The Commission itself responded through its lawyer, saying no member should be held in contempt because "a new plan could be approved in the coming days" but also that "it appears each member acted in good faith in an effort to comply timely with the Court’s order".

Also responding separately were the panel's two Democrats, co-chair Sen. Vernon Sykes and House Minority Leader Allison Russo. They said in their response that they proposed maps last Thursday but Republicans on the Commission rejected them and that: "We apologize to the Court for the Commission's failures."

And the three Republicans on the panel who hold statewide office - Gov. Mike DeWine, Auditor Keith Faber and Secretary of State Frank LaRose - also responded separately.
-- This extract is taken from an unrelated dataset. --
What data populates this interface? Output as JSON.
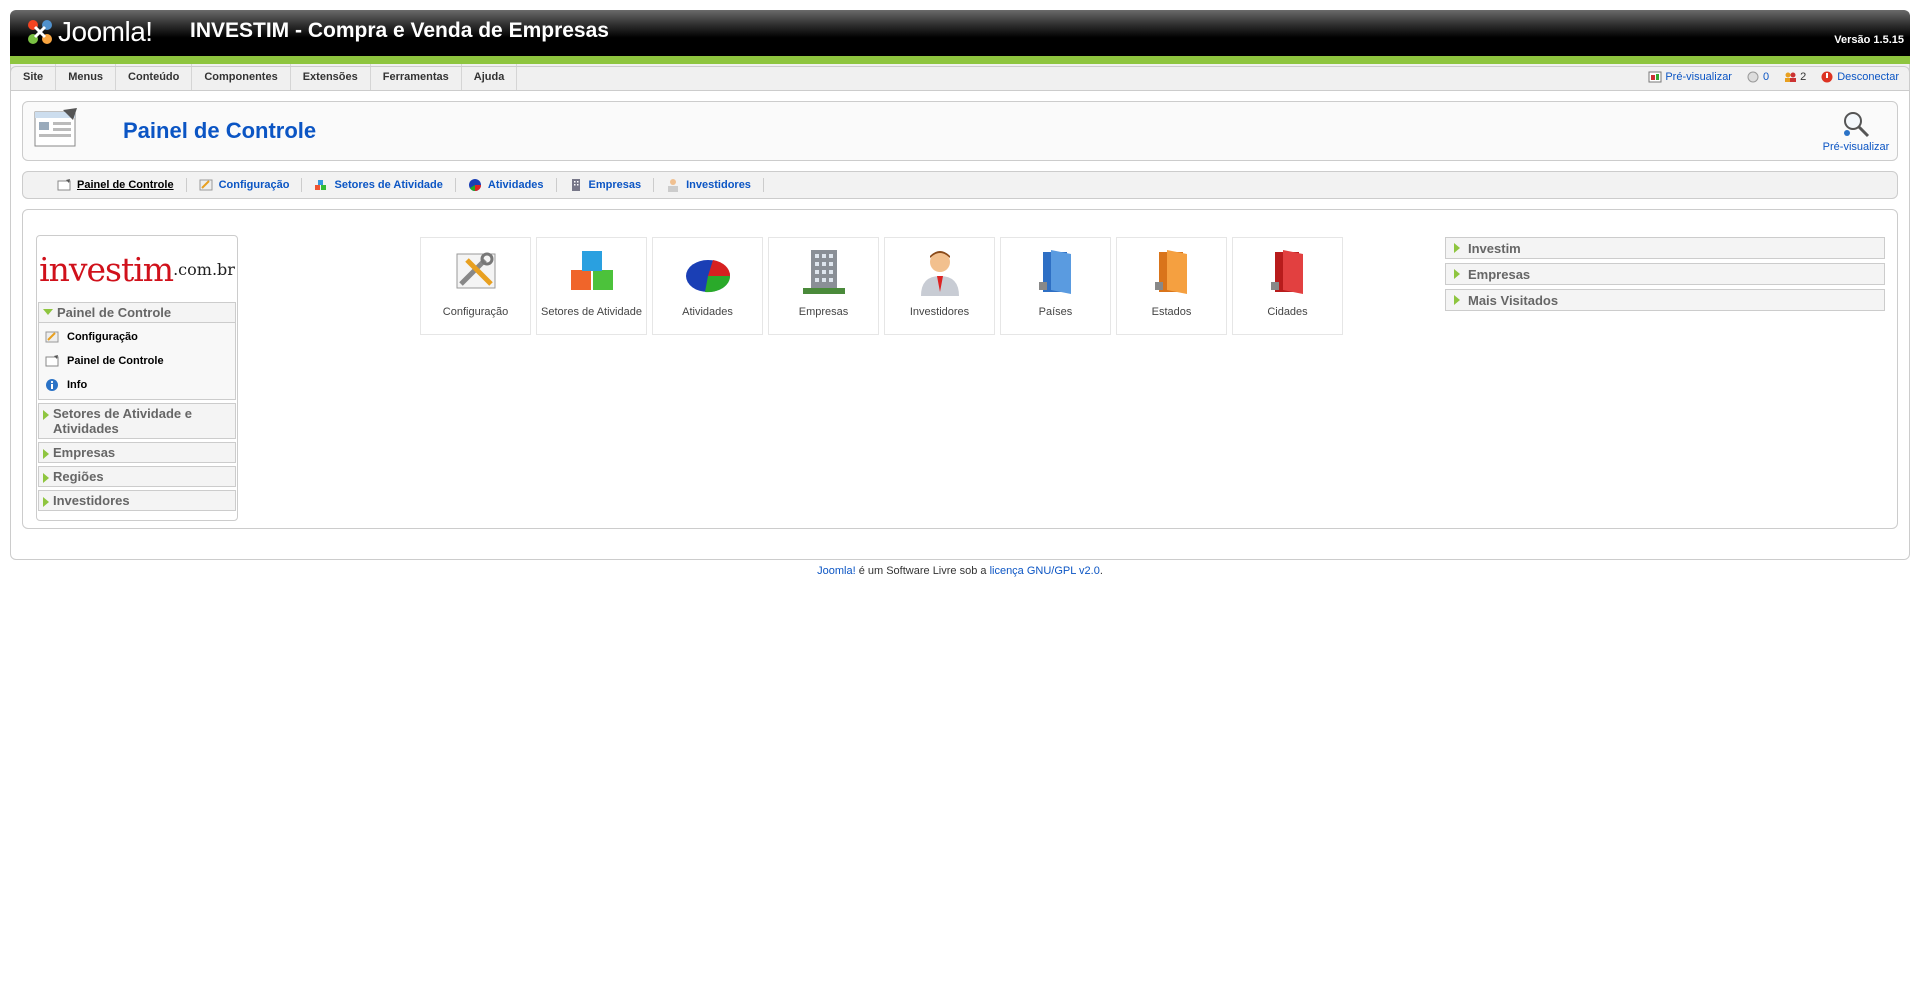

LaRose and Faber said they shouldn't be individually liable because the panel "could not do in just ten days what it was previously unable to do in four months: adopt an Ohio General Assembly district plan that it, and this Court, will approve." And they said as just members of the Commission, they can't enact a plan themselves.

DeWine said something similar; that he’s just one of seven and can’t order them to do anything. But he pointed at the co-chairs, Cupp and Sykes, as the ones who “control the purse strings" of the Commission and can hire the mapmakers. He also said he’s in full compliance with his obligation as governor to send the maps to the commission, and that the threat of contempt is unconstitutional under the separation of powers.

Meanwhile, the possibility of a single May primary for all offices on this year's ballot appears to be gone.

LaRose said after yesterday's meeting that the primary will likely have to be moved to June or that there will be two primaries, with one being held as scheduled May 3.